Bold denotes the value is significant at P<0.05.

*

P<0.01

**

P<0.001

Logistic regression model to examine the adjusted odds of association between the measures of socioeconomic status covariates of interest, family financial impact, and unmet need for ADHD treatment. Model began with all covariates present to examine the odds of unmet need, as in our Conceptual Framework.

ADHD indicates Attention Deficit/Hyperactivity Disorder; NS-DATA, 2014 National Survey of the Diagnosis and Treatment of Attention-Deficit/Hyperactivity Disorder and Tourette Syndrome.

Subgroup n describes the number of participants who answered and did not skip the survey questions from the total 2406.

Source: 2014 National Survey of the Diagnosis and Treatment of ADHD and Tourette Syndrome

RESULTS

Sample Characteristics

Table 1 displays the characteristics of the analytic sample, representing non-institutionalized US children age 8–17 ever-diagnosed with ADHD and with a current diagnosis.3 Most of the children had English as their primary household language (91.3%), were male (70.1%), identified as non-Hispanic white (63.4%), and had a parent with more than high school education (52.3%). Only 15 of the 190 who had a primary household language other than English also identified as Hispanic (1.2%). A majority of the children had at least one comorbidity (88.0%) and were first diagnosed with ADHD between five to nine years old (70.5%) (Tables 1 and 2). A plurality had moderate ADHD severity (49.4%), had continuous private insurance in the past year (47.9%), lived in the South (39.2%), and had a household income at 400% or greater of the federal poverty line (36.2%).

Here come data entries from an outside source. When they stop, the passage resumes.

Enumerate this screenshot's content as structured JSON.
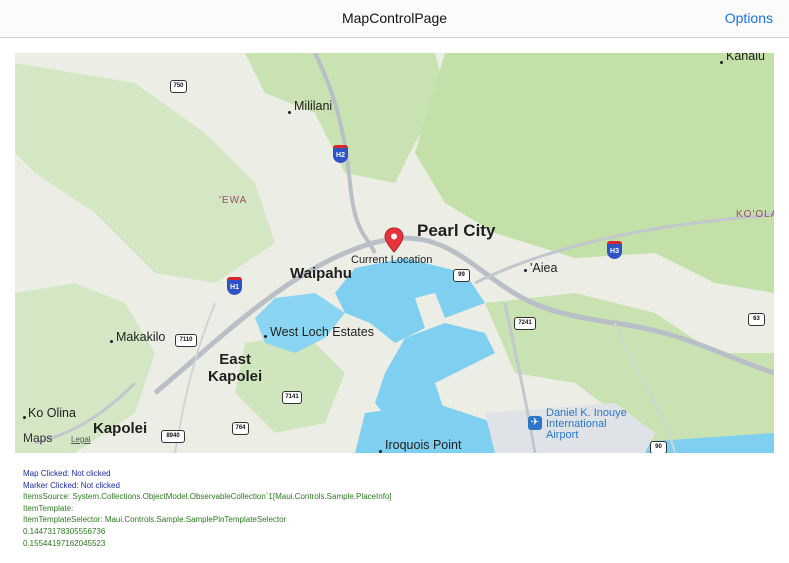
{
  "nav": {
    "title": "MapControlPage",
    "options_label": "Options"
  },
  "map": {
    "labels": {
      "kahalu": "Kahalu",
      "mililani": "Mililani",
      "ewa": "'EWA",
      "pearl_city": "Pearl City",
      "current_location": "Current Location",
      "waipahu": "Waipahu",
      "aiea": "'Aiea",
      "koolau": "KO'OLA",
      "west_loch": "West Loch Estates",
      "makakilo": "Makakilo",
      "east_kapolei": "East\nKapolei",
      "ko_olina": "Ko Olina",
      "kapolei": "Kapolei",
      "daniel_inouye": "Daniel K. Inouye\nInternational\nAirport",
      "iroquois_point": "Iroquois Point"
    },
    "shields": {
      "r750": "750",
      "h2": "H2",
      "h1": "H1",
      "h3": "H3",
      "r99": "99",
      "r7241": "7241",
      "r7110": "7110",
      "r7141": "7141",
      "r8940": "8940",
      "r764": "764",
      "r63": "63",
      "r90": "90"
    },
    "maps_brand": "Maps",
    "legal_label": "Legal",
    "colors": {
      "water": "#7fd0f0",
      "green": "#c8e2b2",
      "road": "#b9bfc6",
      "pin": "#e8333a"
    }
  },
  "info": {
    "map_clicked": "Map Clicked: Not clicked",
    "marker_clicked": "Marker Clicked: Not clicked",
    "items_source": "ItemsSource: System.Collections.ObjectModel.ObservableCollection`1[Maui.Controls.Sample.PlaceInfo]",
    "item_template": "ItemTemplate:",
    "item_template_selector": "ItemTemplateSelector: Maui.Controls.Sample.SamplePinTemplateSelector",
    "value1": "0.14473178305556736",
    "value2": "0.15544197162045523"
  }
}
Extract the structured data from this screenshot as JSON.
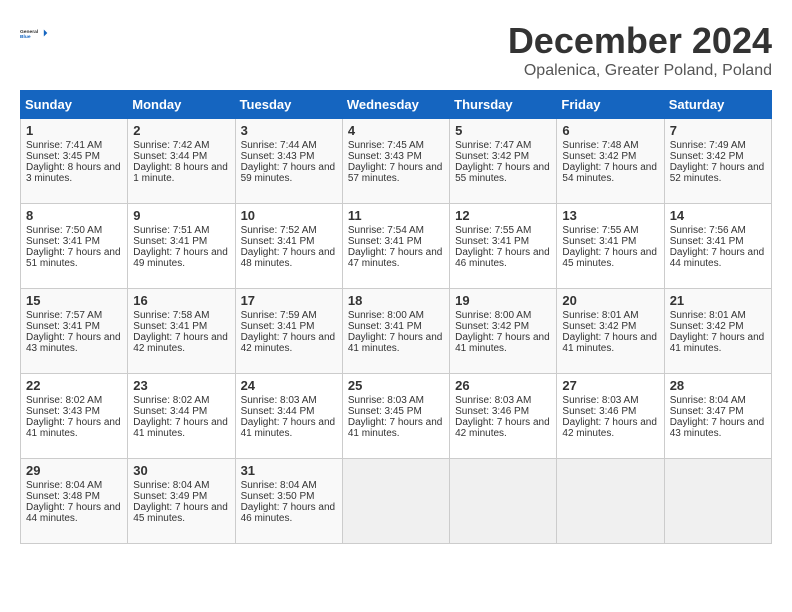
{
  "header": {
    "logo_line1": "General",
    "logo_line2": "Blue",
    "month_title": "December 2024",
    "subtitle": "Opalenica, Greater Poland, Poland"
  },
  "days_of_week": [
    "Sunday",
    "Monday",
    "Tuesday",
    "Wednesday",
    "Thursday",
    "Friday",
    "Saturday"
  ],
  "weeks": [
    [
      {
        "day": "1",
        "sunrise": "Sunrise: 7:41 AM",
        "sunset": "Sunset: 3:45 PM",
        "daylight": "Daylight: 8 hours and 3 minutes."
      },
      {
        "day": "2",
        "sunrise": "Sunrise: 7:42 AM",
        "sunset": "Sunset: 3:44 PM",
        "daylight": "Daylight: 8 hours and 1 minute."
      },
      {
        "day": "3",
        "sunrise": "Sunrise: 7:44 AM",
        "sunset": "Sunset: 3:43 PM",
        "daylight": "Daylight: 7 hours and 59 minutes."
      },
      {
        "day": "4",
        "sunrise": "Sunrise: 7:45 AM",
        "sunset": "Sunset: 3:43 PM",
        "daylight": "Daylight: 7 hours and 57 minutes."
      },
      {
        "day": "5",
        "sunrise": "Sunrise: 7:47 AM",
        "sunset": "Sunset: 3:42 PM",
        "daylight": "Daylight: 7 hours and 55 minutes."
      },
      {
        "day": "6",
        "sunrise": "Sunrise: 7:48 AM",
        "sunset": "Sunset: 3:42 PM",
        "daylight": "Daylight: 7 hours and 54 minutes."
      },
      {
        "day": "7",
        "sunrise": "Sunrise: 7:49 AM",
        "sunset": "Sunset: 3:42 PM",
        "daylight": "Daylight: 7 hours and 52 minutes."
      }
    ],
    [
      {
        "day": "8",
        "sunrise": "Sunrise: 7:50 AM",
        "sunset": "Sunset: 3:41 PM",
        "daylight": "Daylight: 7 hours and 51 minutes."
      },
      {
        "day": "9",
        "sunrise": "Sunrise: 7:51 AM",
        "sunset": "Sunset: 3:41 PM",
        "daylight": "Daylight: 7 hours and 49 minutes."
      },
      {
        "day": "10",
        "sunrise": "Sunrise: 7:52 AM",
        "sunset": "Sunset: 3:41 PM",
        "daylight": "Daylight: 7 hours and 48 minutes."
      },
      {
        "day": "11",
        "sunrise": "Sunrise: 7:54 AM",
        "sunset": "Sunset: 3:41 PM",
        "daylight": "Daylight: 7 hours and 47 minutes."
      },
      {
        "day": "12",
        "sunrise": "Sunrise: 7:55 AM",
        "sunset": "Sunset: 3:41 PM",
        "daylight": "Daylight: 7 hours and 46 minutes."
      },
      {
        "day": "13",
        "sunrise": "Sunrise: 7:55 AM",
        "sunset": "Sunset: 3:41 PM",
        "daylight": "Daylight: 7 hours and 45 minutes."
      },
      {
        "day": "14",
        "sunrise": "Sunrise: 7:56 AM",
        "sunset": "Sunset: 3:41 PM",
        "daylight": "Daylight: 7 hours and 44 minutes."
      }
    ],
    [
      {
        "day": "15",
        "sunrise": "Sunrise: 7:57 AM",
        "sunset": "Sunset: 3:41 PM",
        "daylight": "Daylight: 7 hours and 43 minutes."
      },
      {
        "day": "16",
        "sunrise": "Sunrise: 7:58 AM",
        "sunset": "Sunset: 3:41 PM",
        "daylight": "Daylight: 7 hours and 42 minutes."
      },
      {
        "day": "17",
        "sunrise": "Sunrise: 7:59 AM",
        "sunset": "Sunset: 3:41 PM",
        "daylight": "Daylight: 7 hours and 42 minutes."
      },
      {
        "day": "18",
        "sunrise": "Sunrise: 8:00 AM",
        "sunset": "Sunset: 3:41 PM",
        "daylight": "Daylight: 7 hours and 41 minutes."
      },
      {
        "day": "19",
        "sunrise": "Sunrise: 8:00 AM",
        "sunset": "Sunset: 3:42 PM",
        "daylight": "Daylight: 7 hours and 41 minutes."
      },
      {
        "day": "20",
        "sunrise": "Sunrise: 8:01 AM",
        "sunset": "Sunset: 3:42 PM",
        "daylight": "Daylight: 7 hours and 41 minutes."
      },
      {
        "day": "21",
        "sunrise": "Sunrise: 8:01 AM",
        "sunset": "Sunset: 3:42 PM",
        "daylight": "Daylight: 7 hours and 41 minutes."
      }
    ],
    [
      {
        "day": "22",
        "sunrise": "Sunrise: 8:02 AM",
        "sunset": "Sunset: 3:43 PM",
        "daylight": "Daylight: 7 hours and 41 minutes."
      },
      {
        "day": "23",
        "sunrise": "Sunrise: 8:02 AM",
        "sunset": "Sunset: 3:44 PM",
        "daylight": "Daylight: 7 hours and 41 minutes."
      },
      {
        "day": "24",
        "sunrise": "Sunrise: 8:03 AM",
        "sunset": "Sunset: 3:44 PM",
        "daylight": "Daylight: 7 hours and 41 minutes."
      },
      {
        "day": "25",
        "sunrise": "Sunrise: 8:03 AM",
        "sunset": "Sunset: 3:45 PM",
        "daylight": "Daylight: 7 hours and 41 minutes."
      },
      {
        "day": "26",
        "sunrise": "Sunrise: 8:03 AM",
        "sunset": "Sunset: 3:46 PM",
        "daylight": "Daylight: 7 hours and 42 minutes."
      },
      {
        "day": "27",
        "sunrise": "Sunrise: 8:03 AM",
        "sunset": "Sunset: 3:46 PM",
        "daylight": "Daylight: 7 hours and 42 minutes."
      },
      {
        "day": "28",
        "sunrise": "Sunrise: 8:04 AM",
        "sunset": "Sunset: 3:47 PM",
        "daylight": "Daylight: 7 hours and 43 minutes."
      }
    ],
    [
      {
        "day": "29",
        "sunrise": "Sunrise: 8:04 AM",
        "sunset": "Sunset: 3:48 PM",
        "daylight": "Daylight: 7 hours and 44 minutes."
      },
      {
        "day": "30",
        "sunrise": "Sunrise: 8:04 AM",
        "sunset": "Sunset: 3:49 PM",
        "daylight": "Daylight: 7 hours and 45 minutes."
      },
      {
        "day": "31",
        "sunrise": "Sunrise: 8:04 AM",
        "sunset": "Sunset: 3:50 PM",
        "daylight": "Daylight: 7 hours and 46 minutes."
      },
      null,
      null,
      null,
      null
    ]
  ]
}
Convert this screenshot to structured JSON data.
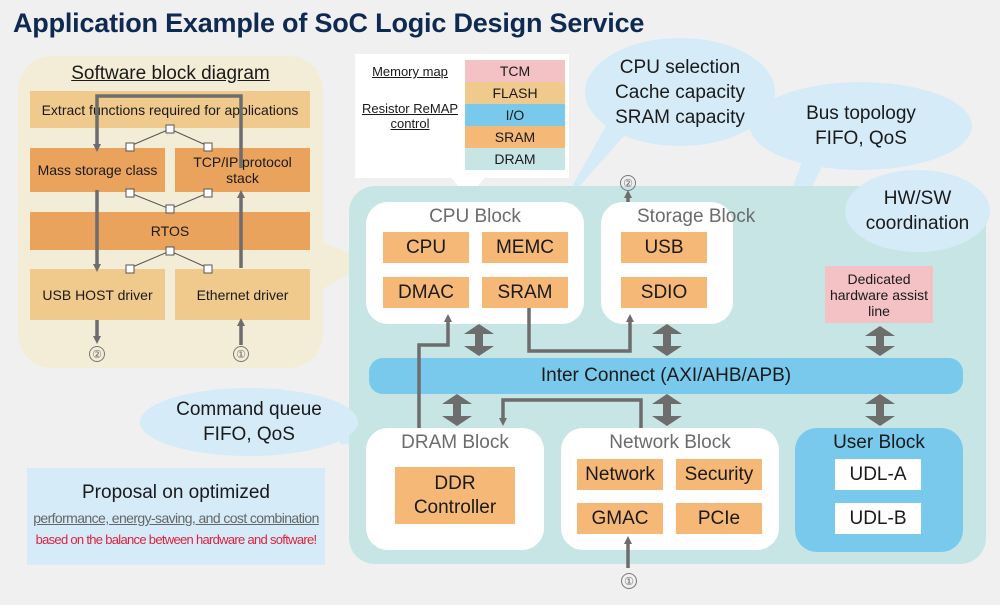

Unmet Need and ADHD Financial Impact

Table 3 shows the prevalence of any unmet need for ADHD treatment, as well as any ADHD financial impact among US children with ADHD. In the year prior to NS-DATA, 11.6% of children had unmet need. The most common unmet need was medication, which 53.2% of those with unmet need reported; 50.8% had unmet need for school-based behavioral therapy, 38.2% had unmet need for other types of treatment, and 36.1% had unmet need for therapy outside of school. Provider issues, cost, and availability tended to be the most common reasons for unmet ADHD treatment need (Appendix A).

Among US children with ADHD, approximately 44.3% experienced one or more ADHD financial impacts. The most common impact experienced was 22.4% reporting ADHD had caused financial problems for the family. Additionally, for 21.3%, family members cut down work hours; for 15.8%, family members avoided changing jobs to maintain insurance for the child with ADHD; and for 14.4%, family members stopped work due to the child’s ADHD.

Measures of Socioeconomic Status Associated with Unmet Need and ADHD Financial Impact

Results from Chi-square tests of association between the sociodemographic determinants of health with unmet need and ADHD financial impact are presented in Table 4.

Associations with unmet need.

Among our predisposing measures of socioeconomic status, bivariate results showed that among children with ADHD, a significantly higher percentage of those with English primary household language experienced one or more unmet needs compared to those with other primary household languages (p=0.004). Additionally, increased parent-reported ADHD severity was significantly associated with any unmet need (p=0.01). Having any co-morbidities was positively correlated with unmet need, though this association was not statistically significant (p= 0.07). Associations of all other measures with unmet need were non-significant (Table 4).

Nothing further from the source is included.